Rep. Zwiener’s dark sky preservation bill passes house
Austin — Rural communities who rely on their dark night skies to attract tourism just got a big win in the Texas House. House Bill 4158, authored by Representative Erin Zwiener (D-Driftwood), passed out of the Texas House of Representatives on Friday. This legislation will allow small cities in Hays and Blanco counties to use revenue from their municipal hotel occupancy tax for construction and maintenance of infrastructure that reduces light pollution and sky glow.
“Tourism is a key industry in the Texas Hill Country,” said Zwiener. “Bed and breakfasts, inns, and hotels all rely on our dark skies to attract and retain visitors. This bill will give our communities one more tool to protect the night sky and bring more astronomical tourists to local businesses.”
There are three internationally certified dark sky cities in Texas, and two of those, Dripping Springs and Wimberley, are located in House District 45. In addition, the city of Blanco is currently applying for the same dark sky designation.

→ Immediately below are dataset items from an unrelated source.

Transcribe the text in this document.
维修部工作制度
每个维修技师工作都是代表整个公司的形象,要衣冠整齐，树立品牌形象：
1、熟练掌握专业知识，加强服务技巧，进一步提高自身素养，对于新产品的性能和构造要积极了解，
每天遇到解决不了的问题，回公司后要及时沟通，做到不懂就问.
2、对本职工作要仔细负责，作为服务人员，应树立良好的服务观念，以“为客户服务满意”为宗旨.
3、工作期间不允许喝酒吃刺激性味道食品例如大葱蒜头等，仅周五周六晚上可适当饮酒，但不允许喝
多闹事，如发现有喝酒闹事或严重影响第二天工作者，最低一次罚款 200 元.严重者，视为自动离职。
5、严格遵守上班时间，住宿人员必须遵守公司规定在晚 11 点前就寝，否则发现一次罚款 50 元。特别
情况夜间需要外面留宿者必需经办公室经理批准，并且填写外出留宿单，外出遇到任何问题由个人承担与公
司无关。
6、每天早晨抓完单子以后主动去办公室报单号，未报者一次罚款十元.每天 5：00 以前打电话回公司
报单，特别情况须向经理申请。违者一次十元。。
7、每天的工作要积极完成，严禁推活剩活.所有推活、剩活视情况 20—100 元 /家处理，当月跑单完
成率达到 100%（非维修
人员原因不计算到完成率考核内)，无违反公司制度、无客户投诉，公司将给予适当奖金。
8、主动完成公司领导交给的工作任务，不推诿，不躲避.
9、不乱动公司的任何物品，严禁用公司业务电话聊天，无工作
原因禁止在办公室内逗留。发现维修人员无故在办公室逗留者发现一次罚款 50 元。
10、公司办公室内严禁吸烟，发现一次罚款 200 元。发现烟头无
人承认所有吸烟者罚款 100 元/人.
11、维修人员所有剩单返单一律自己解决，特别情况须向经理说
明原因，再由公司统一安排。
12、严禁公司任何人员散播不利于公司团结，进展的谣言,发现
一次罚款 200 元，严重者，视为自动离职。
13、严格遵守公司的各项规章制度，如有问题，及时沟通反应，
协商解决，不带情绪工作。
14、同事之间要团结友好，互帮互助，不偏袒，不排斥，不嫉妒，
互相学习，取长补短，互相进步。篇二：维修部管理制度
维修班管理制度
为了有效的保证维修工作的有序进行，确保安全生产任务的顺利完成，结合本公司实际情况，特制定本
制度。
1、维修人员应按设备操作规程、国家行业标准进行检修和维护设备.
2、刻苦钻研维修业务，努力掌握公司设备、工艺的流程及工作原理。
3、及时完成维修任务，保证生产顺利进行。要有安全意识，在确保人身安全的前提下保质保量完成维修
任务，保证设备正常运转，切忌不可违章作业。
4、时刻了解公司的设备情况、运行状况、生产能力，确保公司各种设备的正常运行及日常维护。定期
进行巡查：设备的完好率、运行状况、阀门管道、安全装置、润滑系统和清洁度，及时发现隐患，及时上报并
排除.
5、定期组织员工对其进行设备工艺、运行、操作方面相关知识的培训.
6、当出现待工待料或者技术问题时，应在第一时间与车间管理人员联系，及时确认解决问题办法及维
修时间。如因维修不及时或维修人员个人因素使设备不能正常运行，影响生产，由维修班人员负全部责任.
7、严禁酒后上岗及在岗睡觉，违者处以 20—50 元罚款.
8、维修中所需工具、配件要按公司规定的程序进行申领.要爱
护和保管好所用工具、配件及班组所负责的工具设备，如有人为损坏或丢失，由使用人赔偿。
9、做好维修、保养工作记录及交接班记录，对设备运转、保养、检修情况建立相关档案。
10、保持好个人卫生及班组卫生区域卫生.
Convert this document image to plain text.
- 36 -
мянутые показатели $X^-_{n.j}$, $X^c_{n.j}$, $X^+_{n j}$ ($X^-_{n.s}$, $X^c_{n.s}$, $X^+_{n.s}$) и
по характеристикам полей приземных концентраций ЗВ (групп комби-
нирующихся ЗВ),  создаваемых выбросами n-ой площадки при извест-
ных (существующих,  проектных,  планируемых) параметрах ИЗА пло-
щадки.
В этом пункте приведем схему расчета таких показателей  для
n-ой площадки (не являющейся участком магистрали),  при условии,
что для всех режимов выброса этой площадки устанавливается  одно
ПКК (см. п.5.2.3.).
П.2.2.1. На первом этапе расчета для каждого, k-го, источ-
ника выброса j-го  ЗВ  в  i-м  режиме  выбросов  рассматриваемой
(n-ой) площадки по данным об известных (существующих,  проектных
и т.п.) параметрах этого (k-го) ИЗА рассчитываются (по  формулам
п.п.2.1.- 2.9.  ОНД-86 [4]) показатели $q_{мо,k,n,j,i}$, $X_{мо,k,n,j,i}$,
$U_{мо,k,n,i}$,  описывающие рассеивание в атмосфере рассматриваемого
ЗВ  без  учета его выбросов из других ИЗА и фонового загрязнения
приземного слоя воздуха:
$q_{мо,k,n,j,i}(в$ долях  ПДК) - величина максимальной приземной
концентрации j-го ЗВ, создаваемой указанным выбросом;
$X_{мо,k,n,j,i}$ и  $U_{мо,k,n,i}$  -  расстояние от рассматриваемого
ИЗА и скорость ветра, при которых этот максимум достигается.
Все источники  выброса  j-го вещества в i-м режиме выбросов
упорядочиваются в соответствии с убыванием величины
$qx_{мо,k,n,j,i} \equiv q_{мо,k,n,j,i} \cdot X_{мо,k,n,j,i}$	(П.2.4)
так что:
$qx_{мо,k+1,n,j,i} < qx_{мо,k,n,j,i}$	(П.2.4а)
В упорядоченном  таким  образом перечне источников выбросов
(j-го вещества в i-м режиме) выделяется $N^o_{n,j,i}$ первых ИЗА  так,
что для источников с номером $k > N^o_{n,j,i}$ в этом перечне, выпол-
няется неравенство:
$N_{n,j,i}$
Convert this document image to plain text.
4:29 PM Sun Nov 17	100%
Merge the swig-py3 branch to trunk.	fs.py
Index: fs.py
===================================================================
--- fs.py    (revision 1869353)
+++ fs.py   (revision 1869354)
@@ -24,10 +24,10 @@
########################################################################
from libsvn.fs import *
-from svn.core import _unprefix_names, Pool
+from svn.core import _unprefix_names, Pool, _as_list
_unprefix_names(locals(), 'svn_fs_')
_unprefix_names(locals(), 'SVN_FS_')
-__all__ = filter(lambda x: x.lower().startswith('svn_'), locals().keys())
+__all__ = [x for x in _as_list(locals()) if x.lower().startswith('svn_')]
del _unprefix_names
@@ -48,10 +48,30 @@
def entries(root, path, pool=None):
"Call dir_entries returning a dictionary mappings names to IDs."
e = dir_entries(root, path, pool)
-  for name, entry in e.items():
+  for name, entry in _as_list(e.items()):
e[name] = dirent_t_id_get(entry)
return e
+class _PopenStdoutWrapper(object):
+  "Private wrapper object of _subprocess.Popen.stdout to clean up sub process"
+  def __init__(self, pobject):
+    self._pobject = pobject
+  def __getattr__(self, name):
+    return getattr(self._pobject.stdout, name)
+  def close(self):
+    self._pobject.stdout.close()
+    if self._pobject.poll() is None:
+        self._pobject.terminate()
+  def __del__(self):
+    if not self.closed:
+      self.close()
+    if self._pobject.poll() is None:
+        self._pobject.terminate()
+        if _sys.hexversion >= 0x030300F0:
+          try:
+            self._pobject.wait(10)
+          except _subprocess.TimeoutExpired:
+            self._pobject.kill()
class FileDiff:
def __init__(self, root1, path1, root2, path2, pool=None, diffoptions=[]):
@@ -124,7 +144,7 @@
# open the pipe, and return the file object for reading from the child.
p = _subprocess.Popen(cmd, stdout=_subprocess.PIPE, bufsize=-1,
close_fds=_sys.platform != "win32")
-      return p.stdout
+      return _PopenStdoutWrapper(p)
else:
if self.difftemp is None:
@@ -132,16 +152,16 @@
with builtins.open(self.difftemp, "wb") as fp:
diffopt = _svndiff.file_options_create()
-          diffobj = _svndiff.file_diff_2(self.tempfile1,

All of these cities have worked jointly with local businesses and residents to protect the night sky and encourage astronomical tourism, and Dripping Springs holds an annual Texas Night Sky Festival that brings over 3,000 visitors.
“This bill will support our small towns’ tourism, natural beauty, and the economy as a whole,” Zwiener said. “I am thrilled this bill was passed out of the House, and I’m optimistic that the Senate will move it forward as well.”